Em entrevista a um grupo de blogueiros, ‘sujos, ideológicos’, como a eles se refere o higienismo isento, a candidata explicitou assim o divisor que marcará o seu possível segundo mandato: ‘Terei um embate (político) mais sistemático; não serei mais tão bem comportada; me levaram para um outro caminho, que não era o que eu queria’.
Nenhuma liderança responsável escolhe o caminho do embate sistemático como sua primeira opção.
Um chefe de Estado tem obrigação de esgotar as linhas de menor resistência na consecução de seus compromissos.
A rotina de confrontos carente de uma correlação de forças pertinente, não raro imobiliza a sociedade, asfixia a economia, prejudica, em primeiro lugar, os mais pobres.
A história de Dilma não autoriza ninguém a caracterizá-la como uma mulher desprovida de coragem pessoal e política.
São essas referências que adicionam abrangência superlativa ao desabafo da presidenta e candidata.
Mais que isso.
Sua assertiva ecoa um sentimento coletivo no campo progressista. Inclua-se aí o estado de espírito da ala majoritária do PT, da qual faz parte a principal liderança política do partido e do país: Lula.
Em três mandatos presidenciais sucessivos predominou nesses protagonistas a determinação de restringir o confronto direto com os interesses conservadores na faixa de segurança permitida por uma correlação de forças adversa.

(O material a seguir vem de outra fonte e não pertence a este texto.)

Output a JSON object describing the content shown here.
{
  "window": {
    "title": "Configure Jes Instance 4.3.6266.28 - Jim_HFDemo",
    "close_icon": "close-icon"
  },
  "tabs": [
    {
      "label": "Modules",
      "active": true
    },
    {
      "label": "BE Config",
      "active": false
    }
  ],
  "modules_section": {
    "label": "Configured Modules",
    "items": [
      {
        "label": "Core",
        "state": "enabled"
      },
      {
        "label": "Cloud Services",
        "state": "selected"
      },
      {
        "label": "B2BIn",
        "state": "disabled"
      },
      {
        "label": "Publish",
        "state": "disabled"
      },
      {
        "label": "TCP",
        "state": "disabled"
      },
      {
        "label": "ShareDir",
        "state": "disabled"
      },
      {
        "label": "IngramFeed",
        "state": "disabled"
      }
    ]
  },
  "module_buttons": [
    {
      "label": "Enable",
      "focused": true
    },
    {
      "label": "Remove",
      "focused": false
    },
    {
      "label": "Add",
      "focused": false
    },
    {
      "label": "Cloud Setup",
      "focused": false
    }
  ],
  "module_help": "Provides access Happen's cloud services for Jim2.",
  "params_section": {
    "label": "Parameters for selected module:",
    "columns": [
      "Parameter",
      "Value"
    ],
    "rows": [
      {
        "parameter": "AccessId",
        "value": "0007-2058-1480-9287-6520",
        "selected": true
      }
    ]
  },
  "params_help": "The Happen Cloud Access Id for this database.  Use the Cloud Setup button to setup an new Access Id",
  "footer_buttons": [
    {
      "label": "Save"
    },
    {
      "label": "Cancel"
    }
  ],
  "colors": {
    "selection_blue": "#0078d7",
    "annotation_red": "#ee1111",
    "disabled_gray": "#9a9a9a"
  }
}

O marcador mais significativa dessa adversidade é a própria abrangência da coalizão de governo. O que antes parecia uma contingência administrável –ainda que a um custo político cada vez mais asfixiante— evidenciou nestas eleições os contornos de um ciclo esgotado.
Três fatores convergiram para essa condensação:
1) o desespero conservador com possibilidade de um quarto ciclo presidencial fora do poder –o que poderá significar a morte do PSDB;
2) a redução da margem de manobra na economia, após seis anos de crise mundial, gerando insatisfação e rupturas – entre as quais alinham-se as manifestações de junho do ano passado, e
3) o surgimento de uma candidatura competitiva, capaz de reabrir as portas do poder ao conservadorismo – e a um revival extremado do modelo neoliberal dos anos 90.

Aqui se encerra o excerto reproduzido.